By Barbara Reyelts
Moose Lake - Pushed by a class action lawsuit, and rapidly rising costs, Minnesota is looking for options to its sex offender treatment program.
A task force met in St. Paul this week to look at less restrictive ways to treat sex offenders while still keeping the public safe.
The Minnesota Sex Offender Treatment Program in Moose Lake houses the state's largest population of civilly committed predatory sex offenders.
A smaller population is housed in St. Peter.
Since 1994 Minnesota sex offenders, deemed most likely to re–offend, can be civilly committed after their prison sentences are done.
Their time of lock up is indefinite and since the program began there's only been one person successfully released.
That's raised concerns, not only among residents, but throughout the state.
“It begs a question if you have a treatment program then there's a presumption that somebody's going to get well and be done being treated at some point,” Dan Cain, of the Mpls. Sex Offender Rehabilitation Program. “So far that's not been the case."

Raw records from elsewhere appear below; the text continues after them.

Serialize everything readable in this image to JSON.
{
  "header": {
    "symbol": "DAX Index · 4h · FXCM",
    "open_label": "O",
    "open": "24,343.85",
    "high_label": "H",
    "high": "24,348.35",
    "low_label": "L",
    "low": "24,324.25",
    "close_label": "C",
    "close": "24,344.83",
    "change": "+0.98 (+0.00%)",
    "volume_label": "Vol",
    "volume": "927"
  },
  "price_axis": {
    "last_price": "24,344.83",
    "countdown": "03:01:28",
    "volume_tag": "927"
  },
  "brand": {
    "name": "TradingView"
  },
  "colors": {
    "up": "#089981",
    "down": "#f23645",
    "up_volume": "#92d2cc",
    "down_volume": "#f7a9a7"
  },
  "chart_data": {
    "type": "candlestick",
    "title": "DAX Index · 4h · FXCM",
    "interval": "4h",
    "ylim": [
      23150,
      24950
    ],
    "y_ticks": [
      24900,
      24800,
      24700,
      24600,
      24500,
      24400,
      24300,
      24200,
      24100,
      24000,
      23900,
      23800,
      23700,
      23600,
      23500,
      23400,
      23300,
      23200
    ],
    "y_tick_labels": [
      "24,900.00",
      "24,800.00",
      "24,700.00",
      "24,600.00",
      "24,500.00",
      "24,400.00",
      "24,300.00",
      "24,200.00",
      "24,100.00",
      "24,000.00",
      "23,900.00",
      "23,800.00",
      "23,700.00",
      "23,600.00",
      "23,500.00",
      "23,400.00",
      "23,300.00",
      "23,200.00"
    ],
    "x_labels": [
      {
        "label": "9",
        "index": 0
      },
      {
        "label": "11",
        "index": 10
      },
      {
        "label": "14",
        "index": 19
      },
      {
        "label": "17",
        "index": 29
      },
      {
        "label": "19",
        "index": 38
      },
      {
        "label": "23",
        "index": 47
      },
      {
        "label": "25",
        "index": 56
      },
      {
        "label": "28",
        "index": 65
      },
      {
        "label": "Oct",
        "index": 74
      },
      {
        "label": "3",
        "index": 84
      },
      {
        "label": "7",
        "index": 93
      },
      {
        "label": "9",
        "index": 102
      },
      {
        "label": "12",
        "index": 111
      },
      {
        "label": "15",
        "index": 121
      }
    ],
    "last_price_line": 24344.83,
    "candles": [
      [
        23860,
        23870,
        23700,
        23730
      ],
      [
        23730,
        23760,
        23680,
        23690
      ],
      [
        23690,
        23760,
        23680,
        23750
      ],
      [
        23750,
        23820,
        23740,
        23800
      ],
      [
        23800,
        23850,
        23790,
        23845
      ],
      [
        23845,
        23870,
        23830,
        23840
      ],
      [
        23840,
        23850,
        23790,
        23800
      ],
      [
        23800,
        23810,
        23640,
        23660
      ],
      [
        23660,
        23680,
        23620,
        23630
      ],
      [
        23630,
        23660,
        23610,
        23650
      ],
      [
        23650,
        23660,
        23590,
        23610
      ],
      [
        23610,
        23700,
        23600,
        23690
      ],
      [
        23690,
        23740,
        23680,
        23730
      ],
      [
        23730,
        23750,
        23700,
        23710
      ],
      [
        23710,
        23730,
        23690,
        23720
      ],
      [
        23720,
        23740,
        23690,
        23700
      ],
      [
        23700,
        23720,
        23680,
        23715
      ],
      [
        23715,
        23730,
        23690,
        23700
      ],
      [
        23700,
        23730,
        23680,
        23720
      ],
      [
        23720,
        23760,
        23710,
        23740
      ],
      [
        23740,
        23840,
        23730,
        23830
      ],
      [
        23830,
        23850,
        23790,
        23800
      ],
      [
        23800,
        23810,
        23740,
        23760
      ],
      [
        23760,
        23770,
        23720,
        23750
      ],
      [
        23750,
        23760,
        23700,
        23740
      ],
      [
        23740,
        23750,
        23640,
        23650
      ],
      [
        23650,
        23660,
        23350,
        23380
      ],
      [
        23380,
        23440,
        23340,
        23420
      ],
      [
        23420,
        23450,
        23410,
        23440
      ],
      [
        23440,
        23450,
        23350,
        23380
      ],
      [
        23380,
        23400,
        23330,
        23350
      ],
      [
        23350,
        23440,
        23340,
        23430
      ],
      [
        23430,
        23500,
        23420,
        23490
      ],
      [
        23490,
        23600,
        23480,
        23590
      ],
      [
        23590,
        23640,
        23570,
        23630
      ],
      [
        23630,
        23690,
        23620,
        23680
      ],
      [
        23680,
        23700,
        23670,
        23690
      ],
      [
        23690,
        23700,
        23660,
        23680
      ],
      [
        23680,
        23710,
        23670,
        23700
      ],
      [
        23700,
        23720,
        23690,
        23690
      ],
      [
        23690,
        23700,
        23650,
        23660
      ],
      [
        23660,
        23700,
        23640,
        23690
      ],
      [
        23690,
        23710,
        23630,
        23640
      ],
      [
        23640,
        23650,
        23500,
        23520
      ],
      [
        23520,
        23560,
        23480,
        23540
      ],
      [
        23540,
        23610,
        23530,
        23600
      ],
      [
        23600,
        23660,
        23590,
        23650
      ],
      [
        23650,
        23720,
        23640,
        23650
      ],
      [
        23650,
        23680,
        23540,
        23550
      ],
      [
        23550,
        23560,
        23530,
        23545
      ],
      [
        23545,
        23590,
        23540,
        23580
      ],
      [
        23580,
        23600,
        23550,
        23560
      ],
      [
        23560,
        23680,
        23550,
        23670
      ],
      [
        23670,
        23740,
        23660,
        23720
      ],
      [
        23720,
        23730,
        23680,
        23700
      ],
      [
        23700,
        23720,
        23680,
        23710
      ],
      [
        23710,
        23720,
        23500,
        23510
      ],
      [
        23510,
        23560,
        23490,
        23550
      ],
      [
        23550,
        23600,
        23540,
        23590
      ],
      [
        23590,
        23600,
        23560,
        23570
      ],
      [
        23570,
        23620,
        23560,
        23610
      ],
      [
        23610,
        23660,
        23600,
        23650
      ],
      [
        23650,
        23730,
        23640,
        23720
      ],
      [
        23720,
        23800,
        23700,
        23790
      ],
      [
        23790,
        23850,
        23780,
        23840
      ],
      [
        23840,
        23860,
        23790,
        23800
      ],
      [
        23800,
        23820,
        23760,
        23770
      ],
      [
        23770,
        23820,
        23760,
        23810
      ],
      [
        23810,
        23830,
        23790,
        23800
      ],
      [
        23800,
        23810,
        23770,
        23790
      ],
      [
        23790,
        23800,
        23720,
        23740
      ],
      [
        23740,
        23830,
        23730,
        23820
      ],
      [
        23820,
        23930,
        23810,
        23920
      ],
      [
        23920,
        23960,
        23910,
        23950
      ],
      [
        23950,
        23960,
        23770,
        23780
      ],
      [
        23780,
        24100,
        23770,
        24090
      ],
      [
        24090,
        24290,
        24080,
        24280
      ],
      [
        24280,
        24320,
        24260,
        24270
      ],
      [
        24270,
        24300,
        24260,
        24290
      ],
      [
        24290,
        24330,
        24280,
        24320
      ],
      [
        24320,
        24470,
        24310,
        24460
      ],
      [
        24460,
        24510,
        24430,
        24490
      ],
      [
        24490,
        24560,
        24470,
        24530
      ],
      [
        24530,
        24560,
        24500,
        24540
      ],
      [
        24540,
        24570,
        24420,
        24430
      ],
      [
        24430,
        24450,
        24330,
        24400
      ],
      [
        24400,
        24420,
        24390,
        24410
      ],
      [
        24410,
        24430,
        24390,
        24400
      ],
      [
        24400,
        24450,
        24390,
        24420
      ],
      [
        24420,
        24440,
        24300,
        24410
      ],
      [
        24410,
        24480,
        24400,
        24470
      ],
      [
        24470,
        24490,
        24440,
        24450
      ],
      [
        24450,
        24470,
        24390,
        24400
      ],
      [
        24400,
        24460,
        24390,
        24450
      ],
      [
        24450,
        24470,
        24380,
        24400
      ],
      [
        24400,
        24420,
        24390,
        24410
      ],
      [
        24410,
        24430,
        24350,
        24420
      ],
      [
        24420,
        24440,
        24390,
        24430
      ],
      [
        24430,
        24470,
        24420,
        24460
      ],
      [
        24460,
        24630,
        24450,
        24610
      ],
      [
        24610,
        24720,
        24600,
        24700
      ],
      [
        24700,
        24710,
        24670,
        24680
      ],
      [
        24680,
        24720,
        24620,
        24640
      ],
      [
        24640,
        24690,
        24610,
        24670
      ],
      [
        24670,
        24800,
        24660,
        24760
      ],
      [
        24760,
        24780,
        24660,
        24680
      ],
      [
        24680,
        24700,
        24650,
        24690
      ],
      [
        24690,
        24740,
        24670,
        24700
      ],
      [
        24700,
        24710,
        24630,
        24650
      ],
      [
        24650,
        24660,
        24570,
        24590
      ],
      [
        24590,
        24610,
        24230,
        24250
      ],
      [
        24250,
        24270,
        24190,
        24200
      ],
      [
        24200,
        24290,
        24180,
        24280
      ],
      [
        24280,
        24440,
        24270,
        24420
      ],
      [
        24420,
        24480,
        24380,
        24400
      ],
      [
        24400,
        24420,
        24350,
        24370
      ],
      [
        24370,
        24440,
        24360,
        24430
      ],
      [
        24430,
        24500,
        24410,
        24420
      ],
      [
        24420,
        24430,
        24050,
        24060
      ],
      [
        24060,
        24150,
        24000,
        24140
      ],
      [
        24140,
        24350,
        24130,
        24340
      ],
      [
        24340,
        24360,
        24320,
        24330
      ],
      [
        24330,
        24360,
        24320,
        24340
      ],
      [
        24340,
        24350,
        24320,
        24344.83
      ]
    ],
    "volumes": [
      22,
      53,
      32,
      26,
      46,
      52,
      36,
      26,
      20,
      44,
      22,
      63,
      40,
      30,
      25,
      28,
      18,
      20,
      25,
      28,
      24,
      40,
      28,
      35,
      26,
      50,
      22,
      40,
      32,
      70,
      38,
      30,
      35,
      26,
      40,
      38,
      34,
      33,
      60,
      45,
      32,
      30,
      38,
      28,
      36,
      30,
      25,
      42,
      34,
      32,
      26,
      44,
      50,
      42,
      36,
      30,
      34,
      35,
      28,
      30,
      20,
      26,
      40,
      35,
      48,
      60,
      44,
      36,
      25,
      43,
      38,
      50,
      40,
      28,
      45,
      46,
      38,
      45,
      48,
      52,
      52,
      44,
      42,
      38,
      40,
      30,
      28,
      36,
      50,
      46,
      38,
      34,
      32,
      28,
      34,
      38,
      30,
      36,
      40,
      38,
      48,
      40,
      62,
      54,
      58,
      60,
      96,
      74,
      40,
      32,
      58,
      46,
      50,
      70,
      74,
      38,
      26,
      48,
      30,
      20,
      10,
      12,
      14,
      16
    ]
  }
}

Last year MSOP residents filed a class action lawsuit claiming their constitutional rights were being violated because they had already served their court ordered punishment but were still locked up. The Minnesota Civil Liberties Union agrees.
“You can't put people in jail for crimes they haven't yet committed, there's a presumption of innocence in the state constitution,” Chuck Samuelson, Executive Director of MN Civil Liberties Union said.
And it's not just the lawsuit prompting the call for change, it's also the expense of the program.
Each of the current 669 residents costs the state $120,000 a year. The facility has a total annual budget of $73 M.
Last month a task force was created to come up with recommendations for the legislature to develop new programs to treat predatory offenders.
“I think it will be an interesting discussion,” Senator Roger Reinert, DFL of Duluth said. “Does the legislature look at this from people's rights, the civil rights that we all have regardless.To me that will be the interesting conversation when the legislature looks at the recommendations and tries to look at other ideas. Will it be a policy conversation or will it be a political conversation.”
Among the recommendations are the creation of smaller group homes, outpatient centers and other treatment programs throughout the state.
Predatory rapists may not actually wind up committed to MSOP if they are compliant, go through treatment, show remorse, admit their crime.
Panel members recognize this is going to be a tough sell with many concerned about public safety if predatory sex offenders are released into less restrictive settings. Lawmakers plan to meet over the several few weeks to develop a course of action.
Minnesota State Commissioner of Human Services, Lucinda Jesson, will work with lawmakers in developing a more acceptable, affordable program.